Suppose \(3\) holds, then \(U_1 = span(v_1), ..., U_n = span(v_n)\), where \(u_1, ..., u_n\) are eigenvector of \(T\), since \(V = U_1 \oplus ... \oplus U_n\), we have:
\[v = u_1 + ... + u_n = a_1 v_1 + ... + a_n v_n, \; \forall v \in V\]
Thus, we have \(v_1, ..., v_n\) being eigenvector basis of \(V\), which implies \(2\).
Suppose \(2\) holds, we have a basis consisting of eigenvectors of \(T\). Hence, every vector of \(V\) can be written as:
\[v = a_1 v_1 + ... + a_n v_n = u_1 + ... + u_n\]

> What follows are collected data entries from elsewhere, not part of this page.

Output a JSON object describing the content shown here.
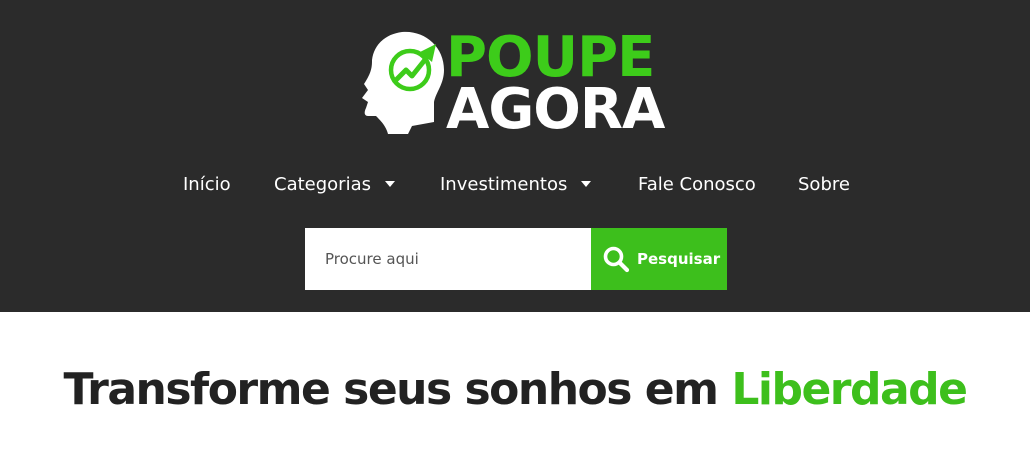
{
  "brand": {
    "name_top": "POUPE",
    "name_bottom": "AGORA",
    "primary_color": "#3dcc1a",
    "header_background": "#2b2b2b",
    "icon": "head-growth-arrow-logo-icon"
  },
  "nav": {
    "items": [
      {
        "label": "Início",
        "has_dropdown": false
      },
      {
        "label": "Categorias",
        "has_dropdown": true
      },
      {
        "label": "Investimentos",
        "has_dropdown": true
      },
      {
        "label": "Fale Conosco",
        "has_dropdown": false
      },
      {
        "label": "Sobre",
        "has_dropdown": false
      }
    ]
  },
  "search": {
    "placeholder": "Procure aqui",
    "value": "",
    "button_label": "Pesquisar",
    "button_color": "#3dbf1c",
    "icon": "search-icon"
  },
  "hero": {
    "title_prefix": "Transforme seus sonhos em",
    "title_highlight": "Liberdade"
  }
}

Where \(u_i \in \text{null} (T - \lambda_j I), \; i \in \{1, ..., n\}, j \in \{1, ..., m\}\). Thus, we have:
\[V = E(\lambda_1, T) + ... + E(\lambda_m, T)\]
By theorem 5.38
, we have:
\[V = E(\lambda_1, T) \oplus ... \oplus E(\lambda_m, T)\]
Thus, \(2 \rightarrow 4\).
By theorem 5.38
, we can easily see that \(4 \rightarrow 5\)
Finally, suppose \(5\) holds, we have:
\[\dim V = \dim E(\lambda_1, T) + ... + \dim E(\lambda_m, T)\]
Choose a basis of each \(E(\lambda_j, T)\) and put all these bases together to form a list \((v_1, ..., v_n)\) of eigenvectors of \(T\), where \(n = \dim V\). To show that they are linearly independent, suppose that:
\[a_1 v_1 + ... a_n v_n = 0\]
For each \(j = 1, ..., m\), let \(u_j\) denote the sum of all the terms \(a_kv_k\) s.t \(v_k \in E(\lambda_j, T)\). Thus, each \(u_j\) is in \(E(\lambda_j, T)\), and:
\[u_1 + ... + u_m = 0\]
Since eigenvectors corresponding to different eigenvalues are independent and \(u_i\) is sum of basis in \(E(\lambda_j, T)\), we have \(u_1, ..., u_m\) independent and all \(a_k = 0\). Thus, \(5 \rightarrow 2\).
Theorem 5.44: Enough Eigenvalues Implies Diagonalizability
If \(T \in L(V)\) has \(\dim V\) distinct eigenvalues, then \(T\) is diagonalizable.